Uma outra limitação dos estudos epidemiológicos, tanto transversais como longitudinais, é que não explicam a dinâmica das correlações identificadas. O estudo quantitativo de dados qualitativos permite descrever características de uma população ou amostra, bem como estabelecer associações, riscos e probabilidades entre variáveis. Mas, devido a seu caráter reducionista, tal tipo de estudo não contempla a investigação dos processos e dinâmica das relações observadas, limitando a análise de aspectos sociais e/ou subjetivos. Dessa forma, esse tipo de estudo exige que se complemente a compreensão dos eventos com outras estratégias, tais como análises qualitativas, estudos de caso, busca de suporte em teorias já estabelecidas, estratégias que possibilitem explicar como se dão as trocas e determinações entre variáveis de estudo. 

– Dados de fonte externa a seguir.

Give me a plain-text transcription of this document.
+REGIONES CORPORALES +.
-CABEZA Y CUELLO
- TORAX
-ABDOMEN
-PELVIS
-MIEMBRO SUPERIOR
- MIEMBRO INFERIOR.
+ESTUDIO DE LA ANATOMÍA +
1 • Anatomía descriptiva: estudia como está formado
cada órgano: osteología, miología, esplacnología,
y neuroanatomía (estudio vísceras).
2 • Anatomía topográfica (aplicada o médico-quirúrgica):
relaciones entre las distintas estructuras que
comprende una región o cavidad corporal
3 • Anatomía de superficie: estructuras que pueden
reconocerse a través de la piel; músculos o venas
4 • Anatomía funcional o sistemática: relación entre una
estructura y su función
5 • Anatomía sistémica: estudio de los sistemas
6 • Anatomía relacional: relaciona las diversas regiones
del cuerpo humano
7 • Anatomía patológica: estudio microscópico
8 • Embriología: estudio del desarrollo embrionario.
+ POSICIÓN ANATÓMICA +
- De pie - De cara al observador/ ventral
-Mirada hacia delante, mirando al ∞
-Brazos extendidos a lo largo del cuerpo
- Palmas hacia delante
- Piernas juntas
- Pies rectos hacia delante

Ao discutir o uso das análises de associação como estratégia no estudo da satisfação no trabalho, deve-se ressalta que uma correlação, por si só, não explica nada. Embora uma forte correlação estatística ajude a clarificar relações teóricas, não mostra como a alegada causa produz seu efeito, o que seria esperado de uma teoria e, portanto, esta técnica não exclui outras explicações vindas de outras fontes (Locke, 1976). Portanto, para a compreensão desses processos é necessário buscar respaldo teórico em outras áreas de conhecimento e em outros métodos (observacionais, análise de discurso, história oral, observação participante, grupo focal, pesquisa-ação, dentre outros), que colaborem, analisem ou expliquem como ocorrem estes processos. O sucesso da pesquisa em epidemiologia dependerá da construção da pesquisa fundamentada na fronteira ou no bojo do conjunto de conhecimentos teóricos já estruturados e nas realidades factuais (Almeida Filho & Rouquayrol, 1992). 

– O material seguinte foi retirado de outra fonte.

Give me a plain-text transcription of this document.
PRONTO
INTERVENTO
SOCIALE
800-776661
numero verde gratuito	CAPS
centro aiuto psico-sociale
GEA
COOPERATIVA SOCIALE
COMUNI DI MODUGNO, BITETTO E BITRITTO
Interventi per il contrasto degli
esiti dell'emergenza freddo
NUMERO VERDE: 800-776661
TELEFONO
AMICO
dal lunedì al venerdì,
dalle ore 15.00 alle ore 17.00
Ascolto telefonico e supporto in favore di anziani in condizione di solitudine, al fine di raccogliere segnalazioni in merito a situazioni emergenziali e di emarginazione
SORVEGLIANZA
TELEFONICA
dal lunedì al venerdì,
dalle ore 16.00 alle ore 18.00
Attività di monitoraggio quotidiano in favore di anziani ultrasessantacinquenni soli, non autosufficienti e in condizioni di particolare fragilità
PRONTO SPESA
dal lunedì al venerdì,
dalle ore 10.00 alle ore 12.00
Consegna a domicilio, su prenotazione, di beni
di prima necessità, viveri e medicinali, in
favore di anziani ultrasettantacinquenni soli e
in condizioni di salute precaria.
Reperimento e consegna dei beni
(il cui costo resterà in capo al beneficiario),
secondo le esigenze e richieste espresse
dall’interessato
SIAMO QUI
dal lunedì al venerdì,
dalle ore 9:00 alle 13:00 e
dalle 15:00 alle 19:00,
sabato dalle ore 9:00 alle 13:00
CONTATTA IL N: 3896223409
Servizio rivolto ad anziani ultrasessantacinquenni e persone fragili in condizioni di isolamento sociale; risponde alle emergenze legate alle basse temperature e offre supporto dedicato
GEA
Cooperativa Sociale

Dessa forma, tanto para a formulação de hipóteses como para o estudo das situações de saúde ou doença, a pesquisa epidemiológica exige, além do uso das técnicas epidemiológicas, a busca de suporte teórico de outras ciências, como a bioestatística, a clínica, a imunologia, a antropologia, a sociologia, a psicologia (Almeida Filho & Rouquayrol, 1992; Locke 1976). Assim, na tentativa de um melhor entendimento de como se dão as relações entre satisfação no trabalho e saúde, desta dinâmica, podem ser buscadas fontes na literatura científica de referência, como, por exemplo, em dados de estudos qualitativos. Não haveria, portanto, uma oposição ou exclusão a priori entre estudos quantitativos e qualitativos, na temática de satisfação e saúde no trabalho. 
Do ponto de vista metodológico também são necessários mais estudos, seja por meio de desenho epidemiológico longitudinal ou por método qualitativo, buscando confirmar a direção causal, relações e significados entre satisfação no trabalho e saúde, identificar e analisar melhor os aspectos que interferem nesta relação e caracterizar a dinâmica destas relações, de maneira a consolidar a compreensão dos impactos que o trabalho exerce sobre a saúde dos trabalhadores e da eficácia das intervenções. 
Dessa forma, as estratégias qualitativas e quantitativas não são mutuamente excludentes, ao contrário, o uso conjunto enriquece a compreensão e a ação sobre fenômenos tão complexos.